A market correction could knock the air out of mega-cap tech stocks, the strategist says.

J.P. Morgan Asset Management’s chief global strategist sees positive conditions ahead for stocks, although valuations for companies that have led this year’s rally cause some concern.

“I look at valuations a lot. I do worry about the mega-cap stocks that have really led this charge. But overall it could be pretty good,” David Kelly said Wednesday on CNBC’s “Power Lunch,” responding to a question about the path for stocks in the next six months to a year.

“The key point is eventually inflation’s going to get back down to where we were in the last decade. It’s going to get back down to 2%. Eventually the Fed’s going to have to react to a recession and cut rates back down again. And so you get back into a slow-growth, low-inflation environment in which companies are very good at maintaining margins,” Kelly, who also heads the firm’s Global Market Insights Strategy team, said.

“U.S. companies can do well in a cold climate; I think the stock market’s taking some comfort from that,” he added. The Fed may have to cut rates in 2024, he said, noting that economic soft landings don’t last forever.

Kelly suggested investors stay in parts of the market that didn’t participate in this year’s first-half rally and are just starting to show signs of life.

“If you run into a bump in the market, a problem, the very things that got the most air under them are going to fall the most. So I’d rather look at valuations very carefully right now because at some stage we’re going to have some turbulence, and I wouldn’t want to be in the overpriced stocks at that time,” he said.

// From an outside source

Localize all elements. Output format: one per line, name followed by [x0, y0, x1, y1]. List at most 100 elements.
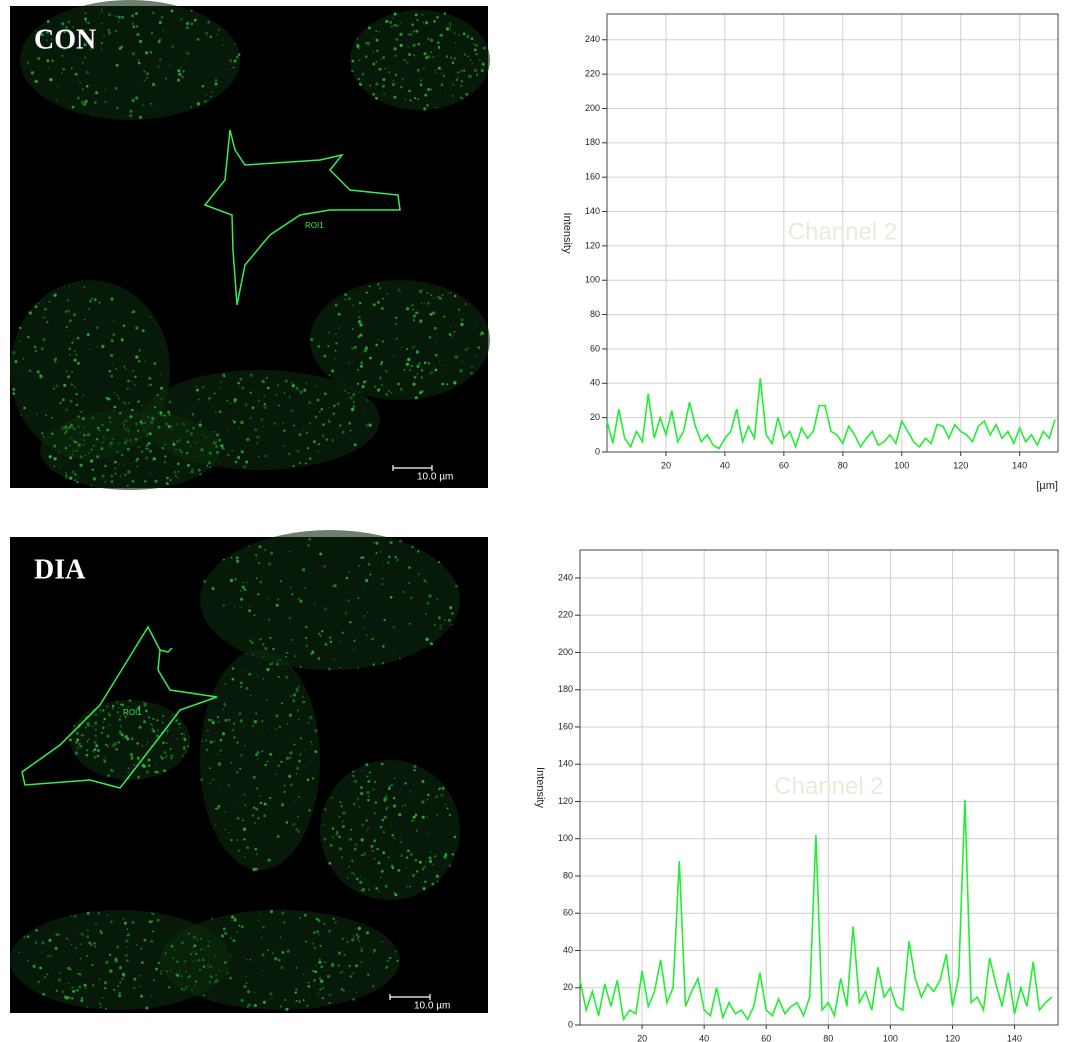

Kelly, responding to a question about choice market sectors, said he’d be a little overweight international stocks and that industrials can do reasonably well. He likes financial stocks if they can get through the current cycle with a prolonged downward sloping yield curve.

High-quality fixed income looks better priced than it has in many years, Kelly said, adding this is one year he probably wouldn’t be underweight bonds.